I
—¡Qué empeño en que ha de estar entre esos cardos, Daniel!
—Te digo que sí, María. ¡Tan porfiada!
—La perdiz voló de esta mata, que tiene un tallo con penacho de
tambor mayor; y después que se paró allá del otro lado del cerco, alzó
la cabecita, y se puso a mirar triste para acá, sabiendo que le íbamos a
atrapar el nido.
—¡Oh, criatura embustera! ¿Ya viste tú, que ella miraba eso?
—¡Ya, ya! Y se puso a silbar como si llorase.
María rompió a reir con un eco argentino y delicioso, y empujó a su compañero en son de burla.
—Sí, ya verás, —dijo él—, cómo está el nido entre estas pencas y espinas muy arrebujado.
Y poniéndose de rodillas, empezó a separar con cuidado las largas y
temibles hojas del cardo borriqueño que con otros de la familia junto al
cerco se erguía sustentando un enorme borlón azulvioleta en la
extremidad de su bastón de fibras.
María, inquieta, y curiosa, se hincó a su lado.

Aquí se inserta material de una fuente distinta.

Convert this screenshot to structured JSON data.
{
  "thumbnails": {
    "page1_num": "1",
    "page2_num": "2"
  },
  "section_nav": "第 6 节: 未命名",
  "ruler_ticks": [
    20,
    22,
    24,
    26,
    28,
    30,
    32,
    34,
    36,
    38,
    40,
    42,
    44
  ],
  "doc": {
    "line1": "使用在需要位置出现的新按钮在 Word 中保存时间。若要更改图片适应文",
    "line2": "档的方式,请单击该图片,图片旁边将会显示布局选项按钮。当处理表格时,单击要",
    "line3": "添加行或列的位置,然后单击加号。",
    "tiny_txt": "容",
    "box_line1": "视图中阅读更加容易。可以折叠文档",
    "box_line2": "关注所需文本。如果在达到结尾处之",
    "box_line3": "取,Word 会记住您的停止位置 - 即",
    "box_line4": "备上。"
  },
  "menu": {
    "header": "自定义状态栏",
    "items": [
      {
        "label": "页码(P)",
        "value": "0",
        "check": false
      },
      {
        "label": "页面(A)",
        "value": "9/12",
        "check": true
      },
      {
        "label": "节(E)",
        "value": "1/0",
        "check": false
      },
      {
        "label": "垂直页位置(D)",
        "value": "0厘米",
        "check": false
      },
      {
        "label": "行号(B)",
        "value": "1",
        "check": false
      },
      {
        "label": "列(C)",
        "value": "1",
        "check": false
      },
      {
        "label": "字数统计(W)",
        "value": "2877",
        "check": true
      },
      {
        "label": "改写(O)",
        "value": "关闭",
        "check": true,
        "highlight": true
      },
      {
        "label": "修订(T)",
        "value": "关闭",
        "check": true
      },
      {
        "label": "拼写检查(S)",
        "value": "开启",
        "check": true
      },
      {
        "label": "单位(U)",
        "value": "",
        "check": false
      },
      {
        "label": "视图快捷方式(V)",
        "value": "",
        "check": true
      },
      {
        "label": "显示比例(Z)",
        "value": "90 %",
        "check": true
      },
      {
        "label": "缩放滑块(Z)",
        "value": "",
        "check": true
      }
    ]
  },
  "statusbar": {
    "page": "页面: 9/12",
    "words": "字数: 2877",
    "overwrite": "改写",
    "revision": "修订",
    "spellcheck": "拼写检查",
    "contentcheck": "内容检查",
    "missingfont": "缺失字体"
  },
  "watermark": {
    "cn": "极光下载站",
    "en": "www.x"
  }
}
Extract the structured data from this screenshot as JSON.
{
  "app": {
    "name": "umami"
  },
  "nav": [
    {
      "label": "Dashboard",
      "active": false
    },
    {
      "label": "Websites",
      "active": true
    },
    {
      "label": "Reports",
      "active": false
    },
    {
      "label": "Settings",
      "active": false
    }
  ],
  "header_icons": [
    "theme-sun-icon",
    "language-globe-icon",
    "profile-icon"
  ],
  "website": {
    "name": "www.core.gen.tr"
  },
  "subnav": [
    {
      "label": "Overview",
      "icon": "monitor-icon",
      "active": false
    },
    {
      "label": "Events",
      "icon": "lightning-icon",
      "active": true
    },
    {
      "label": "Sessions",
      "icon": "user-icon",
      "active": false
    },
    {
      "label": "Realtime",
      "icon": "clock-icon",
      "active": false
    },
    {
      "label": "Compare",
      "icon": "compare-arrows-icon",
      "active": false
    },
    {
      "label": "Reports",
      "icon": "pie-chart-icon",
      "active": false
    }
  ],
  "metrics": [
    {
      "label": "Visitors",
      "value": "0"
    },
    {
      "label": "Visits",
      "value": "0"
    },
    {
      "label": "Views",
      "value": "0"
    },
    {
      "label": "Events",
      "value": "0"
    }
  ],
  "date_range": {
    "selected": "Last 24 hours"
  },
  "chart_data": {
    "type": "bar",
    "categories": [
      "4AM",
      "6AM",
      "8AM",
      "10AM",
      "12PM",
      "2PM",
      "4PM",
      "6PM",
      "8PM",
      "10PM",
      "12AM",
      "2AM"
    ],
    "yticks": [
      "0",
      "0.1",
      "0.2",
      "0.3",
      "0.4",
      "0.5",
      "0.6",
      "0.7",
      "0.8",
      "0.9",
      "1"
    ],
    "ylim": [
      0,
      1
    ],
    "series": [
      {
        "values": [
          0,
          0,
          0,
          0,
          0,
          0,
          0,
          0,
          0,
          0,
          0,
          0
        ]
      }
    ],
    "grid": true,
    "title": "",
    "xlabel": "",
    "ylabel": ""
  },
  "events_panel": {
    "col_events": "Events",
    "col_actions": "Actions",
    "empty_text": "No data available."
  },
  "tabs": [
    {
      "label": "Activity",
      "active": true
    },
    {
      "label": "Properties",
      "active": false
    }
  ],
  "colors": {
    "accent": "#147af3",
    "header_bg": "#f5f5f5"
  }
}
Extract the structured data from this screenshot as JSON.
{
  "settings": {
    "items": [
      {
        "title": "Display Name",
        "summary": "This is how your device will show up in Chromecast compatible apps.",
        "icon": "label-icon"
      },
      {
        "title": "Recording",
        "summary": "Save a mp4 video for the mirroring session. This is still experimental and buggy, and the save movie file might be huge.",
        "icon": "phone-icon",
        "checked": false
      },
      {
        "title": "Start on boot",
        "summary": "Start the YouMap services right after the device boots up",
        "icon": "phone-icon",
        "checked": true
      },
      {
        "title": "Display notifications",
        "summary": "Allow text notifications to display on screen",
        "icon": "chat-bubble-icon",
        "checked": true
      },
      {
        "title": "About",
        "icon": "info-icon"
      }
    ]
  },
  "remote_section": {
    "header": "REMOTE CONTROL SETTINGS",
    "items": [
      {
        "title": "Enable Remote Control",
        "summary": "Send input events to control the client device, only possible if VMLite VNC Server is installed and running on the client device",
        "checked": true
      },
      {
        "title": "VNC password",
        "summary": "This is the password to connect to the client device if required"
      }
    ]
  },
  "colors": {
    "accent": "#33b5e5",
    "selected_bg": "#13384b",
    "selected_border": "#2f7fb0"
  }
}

Brillábanle los ojos negros, húmedos y grandes; caíale en parte el
cabello oscuro sobre la sien derecha en gracioso desorden, formando al
contacto rosas en su mejilla y en sus labios pequeños de aljaba, apenas
abierta retozaba esa alegría inocente que condensa todos los candores y
estalla en gorjeos de calandria. Sus doce años estaban llenos de
encantos, de aromas y de fulgores.
Su compañero, más o menos de su edad, tenía como ella los ojos, las
manos nerviosas y finas, el busto gentil, moreno, gracioso y un ceño
especial de travesura que hacía levantar el vuelo a los chingólos con
sólo hacerles una mueca a la distancia.
Traía siempre en el bolsillo de la blusa una honda por él fabricada, y
cinco o seis peladillas, con las que daba diestramente en el blanco
cuando se proponía hacerlo y el instante era propicio.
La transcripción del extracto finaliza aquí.